Altenhein thinks frequently about going back into business. "I still wake up in the night with ideas," she says. "It could get resurrected. I would do it in a heartbeat, in a second. But I'm scared to death. I never really had been adequately trained in business matters. Nobody told me about a profit-and-loss sheet. I'm missing basic accounting classes. I'm really creative and clever, but I'm not good at figuring out how many cents we could save on a print job. I don't want to know. I don't care."

Although Stone is a superb saleswoman, she also lacked business training. They needed a third partner, she says, who could attend to such crucial trivia as comparing prices of tape at various suppliers.

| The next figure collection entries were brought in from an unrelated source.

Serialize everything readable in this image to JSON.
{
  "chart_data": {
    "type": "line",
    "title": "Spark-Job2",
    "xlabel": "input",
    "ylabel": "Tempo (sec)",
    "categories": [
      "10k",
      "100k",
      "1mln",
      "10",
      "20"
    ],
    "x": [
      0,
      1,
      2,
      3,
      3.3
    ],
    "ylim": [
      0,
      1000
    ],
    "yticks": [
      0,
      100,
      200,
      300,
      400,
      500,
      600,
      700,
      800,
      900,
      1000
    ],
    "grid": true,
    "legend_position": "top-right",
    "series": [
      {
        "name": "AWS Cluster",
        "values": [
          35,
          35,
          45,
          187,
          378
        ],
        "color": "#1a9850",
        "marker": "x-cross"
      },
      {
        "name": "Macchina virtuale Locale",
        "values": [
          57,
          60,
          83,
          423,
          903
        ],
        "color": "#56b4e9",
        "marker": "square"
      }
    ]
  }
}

Some business owners think that incorporation will protect them from liability and make it easy to borrow money for a business. Stone and Altenhein incorporated Watch My Lips, but they had to sign personal guarantees before a bank would loan them money. Neither partner owned a house or any other collateral to secure the loan. Even though the company was grossing $400,000, the bank would only loan them $5,000.

It was a huge risk.

"It was a huge risk," says Altenhein of Watch My Lips. "You have to be able to live with the thought that one month you might have to pay three employees and not yourself. But it's still my biggest source of pride. All other things I have done have paled by comparison. I don't look at it as a failure. It's just a business that didn't work. We think of it as a success. We got into financial trouble, but there was nothing wrong with the cards."

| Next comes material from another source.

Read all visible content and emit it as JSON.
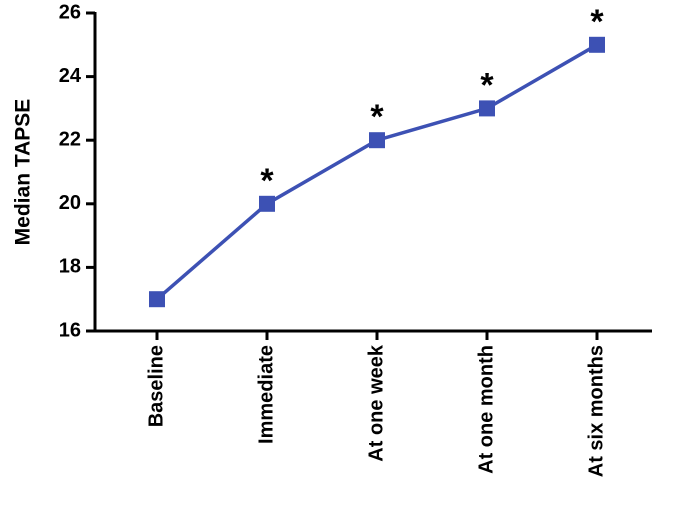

Propped above a bulletin board in Altenhein's kitchen like a symbol that the business was down but not dead was a copy of Watch My Lips' second-best-selling card—a package of Prince Seeds. With just a kiss, three tiny green plastic frogs promised to turn magically into prime specimens of "homo georgeoso," and everyone would live happily ever after.

Altenhein isn't alone; the dream of owning a thriving small business lives on for many entrepreneurs whose ventures have temporarily soured in the recession. Most of them promise to bounce back and give birth to a new dream.